Alicia Morgans: I think that sounds great and a great rule of thumb for mCRPC patients because there can be such a heterogeneous development of side effects, certainly response to therapies, and just patient heterogeneity in terms of comorbidities and other issues. These are great rules of thumb, and I would say I certainly feel like I follow the same thing. One thing that you mentioned too, though, that I would love to dig into a little bit more is supplements. And our patients tend to take, some of them, all kinds of things because they really want to make sure they're doing everything that they can for their health. How do you approach supplements, and how do you think through drug-drug interactions? Because there can be combinations that can be dangerous, especially if we don't even ask patients and find out.
Brenda Martone: Yes. I have the luxury, which I don't know if every center does, but we work with a GU pharmacist who is outstanding. And so when we're talking about treatment initiation and looking at their meds, we make sure we understand all the meds they're on. We go through any supplements. There is a supplement website that tells you a little bit more information, but our pharmacists really do look at the metabolism of these supplements and whether it would increase or decrease. Is there any sort of stress to the liver? Because a lot of these supplements may seem, because they're supplements, they must be healthy, but they still get metabolized through the organs. I'll tell you that sometimes if we see LFT elevations where things haven't been before, just asking them, did you have a really great evening? Was there a football game? Did you party the night before? And then just making sure they haven't started anything new.
Alicia Morgans: I think that's great advice too. As we wrap up, what are your three main points for consideration for practitioners who work in a medical oncology clinic and are thinking about starting new agents, whatever the agents are for mCRPC?
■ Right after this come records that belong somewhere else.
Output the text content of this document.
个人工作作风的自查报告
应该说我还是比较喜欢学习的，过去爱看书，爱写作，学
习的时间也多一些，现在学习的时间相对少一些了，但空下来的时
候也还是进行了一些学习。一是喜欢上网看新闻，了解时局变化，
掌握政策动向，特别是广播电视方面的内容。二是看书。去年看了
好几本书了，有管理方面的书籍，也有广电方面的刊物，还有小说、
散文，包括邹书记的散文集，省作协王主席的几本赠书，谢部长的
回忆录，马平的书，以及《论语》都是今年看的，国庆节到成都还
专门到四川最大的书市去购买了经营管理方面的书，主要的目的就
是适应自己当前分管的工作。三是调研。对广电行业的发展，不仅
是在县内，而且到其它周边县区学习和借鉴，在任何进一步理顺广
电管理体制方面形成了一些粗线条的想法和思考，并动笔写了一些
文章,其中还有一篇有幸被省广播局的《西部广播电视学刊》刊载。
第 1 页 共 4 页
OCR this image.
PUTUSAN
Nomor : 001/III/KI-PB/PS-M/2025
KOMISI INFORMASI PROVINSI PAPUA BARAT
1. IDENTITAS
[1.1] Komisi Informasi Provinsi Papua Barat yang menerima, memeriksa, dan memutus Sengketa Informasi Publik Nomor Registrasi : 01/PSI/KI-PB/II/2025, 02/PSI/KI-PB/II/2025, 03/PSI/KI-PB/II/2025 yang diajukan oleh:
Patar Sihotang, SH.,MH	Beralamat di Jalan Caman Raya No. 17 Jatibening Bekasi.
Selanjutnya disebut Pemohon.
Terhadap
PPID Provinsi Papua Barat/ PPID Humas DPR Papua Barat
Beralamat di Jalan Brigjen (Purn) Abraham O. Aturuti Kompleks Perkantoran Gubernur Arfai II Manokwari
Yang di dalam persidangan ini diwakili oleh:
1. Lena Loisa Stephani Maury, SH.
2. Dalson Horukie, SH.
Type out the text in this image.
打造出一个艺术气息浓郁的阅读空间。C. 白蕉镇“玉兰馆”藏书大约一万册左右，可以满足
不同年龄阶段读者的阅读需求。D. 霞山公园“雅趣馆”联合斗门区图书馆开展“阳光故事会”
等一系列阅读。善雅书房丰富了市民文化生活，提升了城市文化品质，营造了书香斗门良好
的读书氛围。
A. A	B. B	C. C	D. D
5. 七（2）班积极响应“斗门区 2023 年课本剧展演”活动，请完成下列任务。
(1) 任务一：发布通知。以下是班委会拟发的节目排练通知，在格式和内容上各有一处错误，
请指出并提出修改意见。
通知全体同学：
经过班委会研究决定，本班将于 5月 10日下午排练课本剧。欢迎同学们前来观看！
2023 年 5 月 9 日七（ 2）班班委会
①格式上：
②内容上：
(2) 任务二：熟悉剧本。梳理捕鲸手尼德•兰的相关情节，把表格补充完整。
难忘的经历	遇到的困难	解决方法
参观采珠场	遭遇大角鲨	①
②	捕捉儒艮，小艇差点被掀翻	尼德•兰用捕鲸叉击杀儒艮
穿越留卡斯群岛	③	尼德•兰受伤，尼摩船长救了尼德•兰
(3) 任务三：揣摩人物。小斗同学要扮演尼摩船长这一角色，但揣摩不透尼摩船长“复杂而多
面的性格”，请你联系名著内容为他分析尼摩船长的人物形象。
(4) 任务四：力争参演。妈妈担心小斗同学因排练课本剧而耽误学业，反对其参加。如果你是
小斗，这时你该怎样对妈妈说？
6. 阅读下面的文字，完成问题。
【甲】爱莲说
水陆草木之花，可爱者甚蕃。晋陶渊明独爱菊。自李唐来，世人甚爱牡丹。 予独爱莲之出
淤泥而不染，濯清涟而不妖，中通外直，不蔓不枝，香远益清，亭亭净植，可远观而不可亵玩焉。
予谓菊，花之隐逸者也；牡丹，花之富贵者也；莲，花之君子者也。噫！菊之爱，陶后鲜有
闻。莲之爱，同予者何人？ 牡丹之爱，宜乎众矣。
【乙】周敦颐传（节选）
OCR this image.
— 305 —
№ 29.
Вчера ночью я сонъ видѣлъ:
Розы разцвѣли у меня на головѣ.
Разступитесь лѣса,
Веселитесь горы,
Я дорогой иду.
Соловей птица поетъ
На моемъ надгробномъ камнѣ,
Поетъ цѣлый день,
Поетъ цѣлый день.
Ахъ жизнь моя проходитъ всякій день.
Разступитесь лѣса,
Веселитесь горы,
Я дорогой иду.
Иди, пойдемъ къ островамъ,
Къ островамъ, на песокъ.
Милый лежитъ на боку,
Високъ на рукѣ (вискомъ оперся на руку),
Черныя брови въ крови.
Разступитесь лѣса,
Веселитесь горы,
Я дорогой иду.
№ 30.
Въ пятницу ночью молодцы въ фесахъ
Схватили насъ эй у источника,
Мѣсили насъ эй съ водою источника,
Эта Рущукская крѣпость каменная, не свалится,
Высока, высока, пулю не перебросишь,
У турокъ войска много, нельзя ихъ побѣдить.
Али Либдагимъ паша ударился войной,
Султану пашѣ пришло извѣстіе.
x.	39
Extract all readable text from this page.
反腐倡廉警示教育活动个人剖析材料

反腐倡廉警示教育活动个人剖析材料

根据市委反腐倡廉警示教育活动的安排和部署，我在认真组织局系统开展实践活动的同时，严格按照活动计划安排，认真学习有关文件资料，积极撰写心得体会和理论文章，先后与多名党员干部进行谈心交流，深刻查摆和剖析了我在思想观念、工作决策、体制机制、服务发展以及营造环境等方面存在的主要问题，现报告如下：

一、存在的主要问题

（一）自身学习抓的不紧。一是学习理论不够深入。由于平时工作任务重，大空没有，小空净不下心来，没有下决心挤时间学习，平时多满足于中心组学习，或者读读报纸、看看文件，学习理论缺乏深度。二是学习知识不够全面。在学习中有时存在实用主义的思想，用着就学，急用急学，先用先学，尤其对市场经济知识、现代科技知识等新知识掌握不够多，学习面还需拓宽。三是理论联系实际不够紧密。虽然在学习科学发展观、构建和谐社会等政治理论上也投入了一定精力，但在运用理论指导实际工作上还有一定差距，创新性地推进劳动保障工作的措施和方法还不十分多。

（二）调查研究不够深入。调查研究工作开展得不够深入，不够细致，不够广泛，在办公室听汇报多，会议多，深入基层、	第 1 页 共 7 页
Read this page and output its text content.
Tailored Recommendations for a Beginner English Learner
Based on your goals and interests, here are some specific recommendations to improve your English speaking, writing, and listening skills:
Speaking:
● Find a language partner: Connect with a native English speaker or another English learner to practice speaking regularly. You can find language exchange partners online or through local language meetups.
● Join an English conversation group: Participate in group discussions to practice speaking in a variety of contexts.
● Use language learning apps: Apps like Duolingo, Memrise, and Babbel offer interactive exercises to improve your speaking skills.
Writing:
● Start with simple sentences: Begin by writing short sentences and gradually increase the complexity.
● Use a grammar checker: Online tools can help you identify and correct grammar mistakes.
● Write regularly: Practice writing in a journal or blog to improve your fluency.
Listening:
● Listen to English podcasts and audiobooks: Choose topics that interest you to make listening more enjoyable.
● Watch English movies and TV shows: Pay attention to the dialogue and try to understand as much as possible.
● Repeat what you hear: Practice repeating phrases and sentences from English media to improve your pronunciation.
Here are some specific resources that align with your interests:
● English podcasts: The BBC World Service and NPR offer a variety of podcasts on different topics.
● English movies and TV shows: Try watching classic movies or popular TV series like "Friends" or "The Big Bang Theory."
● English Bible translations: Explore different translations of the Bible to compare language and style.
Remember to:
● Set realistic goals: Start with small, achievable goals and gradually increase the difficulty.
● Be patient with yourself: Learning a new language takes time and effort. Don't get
Brenda Martone: Looking at the data, number one, and the overall response as well as delay in progression, seeing if they have a BRCA or germline mutation to make this a potential option. And then just follow up closely, letting patients know the labs, the visits. This isn't something that you can just start and then see them back in three months if they're due for an injection or if they're on oral therapy. I think the data is exciting. Monitoring side effects and making sure there's no drug-drug interactions and then close follow-up. And because education occurs at each follow-up visit. They're not going to absorb everything at the first visit. If they're back and I go through a review of systems, I'll be like, "Oh, okay, great. Are you nauseated? A little queasy in the morning," and then we can talk through it. Education keeps going throughout, and so I think even though that's probably four points, I think they're all very important.
Alicia Morgans: I certainly agree and always appreciate your learning points. I think that there are so many new agents that you discussed today that are coming in the future and our care of patients in medical oncology continues to evolve. We just need to support the patients, make sure that they're aware of what's coming as best we can, because it does help them process and certainly cope with some of the challenges that they face. And I so appreciate you sharing your pearls and your knowledge with us today. Thank you so much, Brenda.
Brenda Martone: Thank you, Alicia. It was a pleasure to speak with you.